第23話:推しを人質にされる

 私は、三次元の推しはつくらないと決めているんですけど、『推しを人質にされる』って言葉はよく聞くようになりました。

 これは、事件性のあるガチの人質ではなくて…。

 例えば、あまり評判の良くない運営が主催の演劇公演に推し俳優の出演が決まった。

 …とかのパターンが多いかな?

 私の場合は、演者ではなく作品そのものが…って事がたまにあるかな。

 どんなに素敵な舞台で感動して…円盤の発売決定の発表がされて喜んでも、それから詳細は発表されず、最終的にどんなにいい舞台でも『あの運営はクソだった』みたいな印象が上書きされて終わってしまうんですよね。


 先日、とある演劇関係者の方が活動復帰するという報告をSNSでしていたんですよ。

 色々と炎上してしまったらしく、事件性のある内容だったみたいですね。

 私はこの件を調べていないし、詳しく知りたいとも思っていないのでふわっとさせておきます。

 ここで書きたいのは復帰された方の罪状がどうこうではないから。


 SNSで発表があった時、多くの人が『自分の推しと共演しないで欲しい』と発言していました。

 復帰された方の問題については様々な情報が出ていたようで、何が正解なのかはわかりませんが、一度ついてしまった印象を変えようとするのはとても大変な事だと思います。

 なので、起用されることも大変になるんじゃないかなと思います。


 ただ、私はこういう問題が起こるたびに思う事があります。

 私は、約10年間発売されていない円盤をずっと懲りずに待ち続けています。

 その舞台を知ったのは幕が下りた約6年後です。

 詳しくは知りませんが、千秋楽~円盤発売までの間に犯罪行為を犯したか発覚したかで、発売が中止になったみたいです。

 約10年経った今でも映像化はされていません。

 その公演は、当時劇場に足を運んで観劇した人達の脳内にしか存在しません。

 流石に、運営さんは映像データを保管しているとは思いますが…。

 例えば、アイドルのパフォーマンス映像をTVで使用する際に、脱退したメンバーや犯罪を犯してしまったメンバーの部分はモザイク処理がされたり、上手に加工して映らない様に配慮しているのをたまに見かけます。

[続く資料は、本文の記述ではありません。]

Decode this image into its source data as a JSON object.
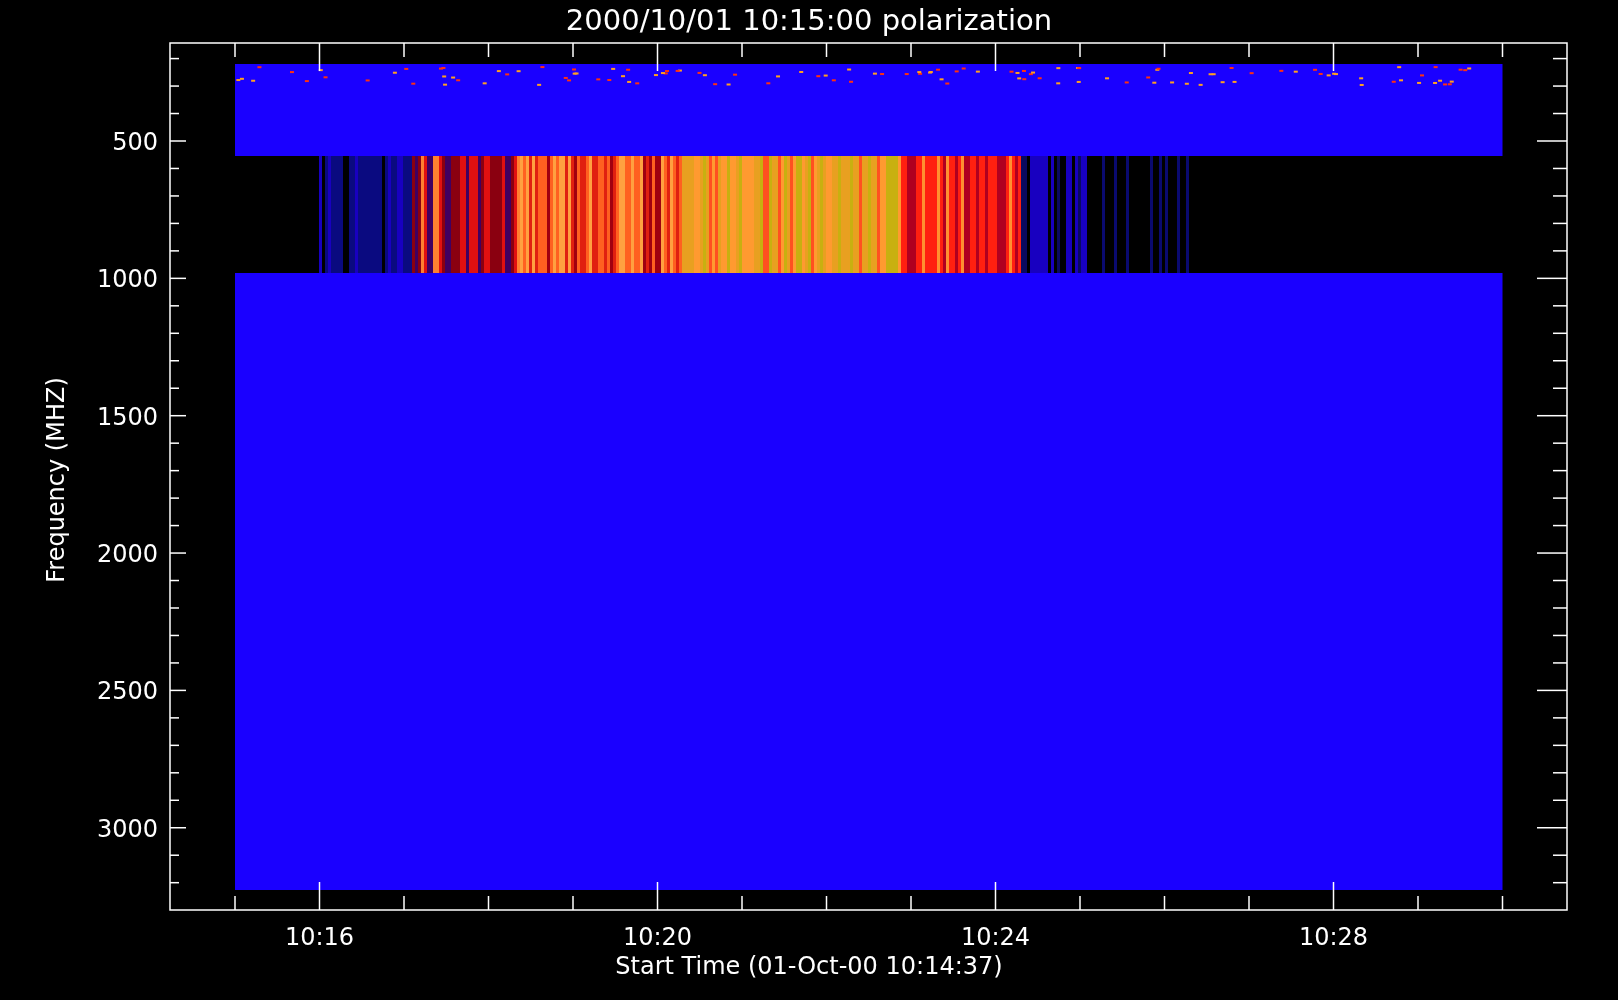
{
  "title": "2000/10/01 10:15:00 polarization",
  "ylabel": "Frequency (MHZ)",
  "xlabel": "Start Time (01-Oct-00 10:14:37)",
  "yticks": [
    "500",
    "1000",
    "1500",
    "2000",
    "2500",
    "3000"
  ],
  "xticks": [
    "10:16",
    "10:20",
    "10:24",
    "10:28"
  ]
}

 でも、舞台の映像ともなるとモザイク加工をするわけにもいかないですし、ましてや台詞があるのに毎回画面に映っていないというのも無理がありますし…。

 数年前に、当時共演していた演者さんがその時のフライヤーを投稿していたんですけど、件の演者さん部分は黒く塗りつぶされていました。

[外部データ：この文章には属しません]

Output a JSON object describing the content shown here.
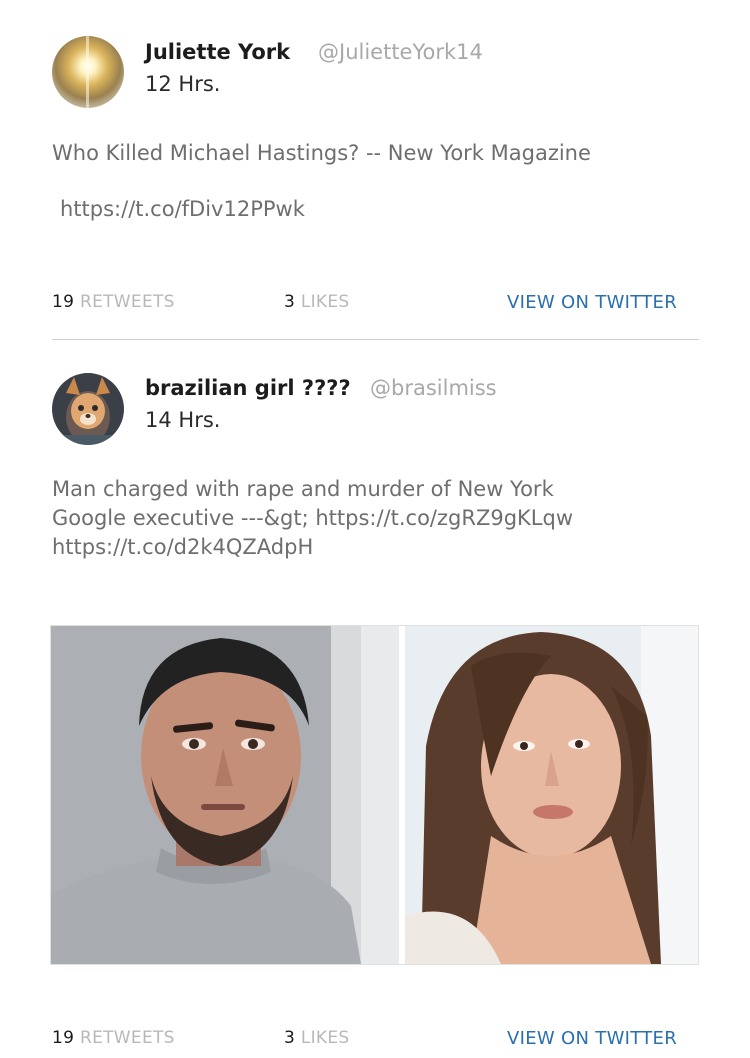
{
  "tweets": [
    {
      "name": "Juliette York",
      "handle": "@JulietteYork14",
      "time": "12 Hrs.",
      "text": "Who Killed Michael Hastings? -- New York Magazine",
      "link": "https://t.co/fDiv12PPwk",
      "retweets_count": "19",
      "retweets_label": "RETWEETS",
      "likes_count": "3",
      "likes_label": "LIKES",
      "view_label": "VIEW ON TWITTER"
    },
    {
      "name": "brazilian girl ????",
      "handle": "@brasilmiss",
      "time": "14 Hrs.",
      "text_line1": "Man charged with rape and murder of New York",
      "text_line2": "Google executive ---&gt; https://t.co/zgRZ9gKLqw",
      "text_line3": "https://t.co/d2k4QZAdpH",
      "retweets_count": "19",
      "retweets_label": "RETWEETS",
      "likes_count": "3",
      "likes_label": "LIKES",
      "view_label": "VIEW ON TWITTER"
    }
  ],
  "colors": {
    "link_blue": "#2a6fb0",
    "stat_label_gray": "#b8b8b8",
    "body_gray": "#6e6e6e"
  }
}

 フライヤーの裏面に出演キャスト一覧が顔写真つきで載ってたりするじゃないですか。あの部分です。

 その投稿を見た時に、『あぁ…まだダメなんだな』って現実を思い知らされるわけです。


 冒頭でも言いましたが、私は三次元の推しはつくらないです。

 でも、こういう風に作品の円盤発売に影響されてしまう事もあるんです。

 この件だけではなく、他の作品でもこういった事例はあるみたいですが…。

 舞台円盤というのは、その時その場所で登場人物が生きていた証だと思っています。

 私にとっては歴史書と言っても過言じゃないんです。

 それを一方的に奪われるのは悔しいし…悔しいです。

 以前から、もしも自分の作品が展開するとしたら映像媒体よりも舞台化がいい。

 と言ってるんですけど…。

 もしも私が創った登場人物達が生きた証を、そういった理由で白紙になったりでもしたら腸煮えくりかえりそう。

 反省したので復帰します。

 ご迷惑おかけした分を仕事で!

 なんて言われても、『この後』はどうにかなっても、『その前』はどうにもならないんだよなぁ……と。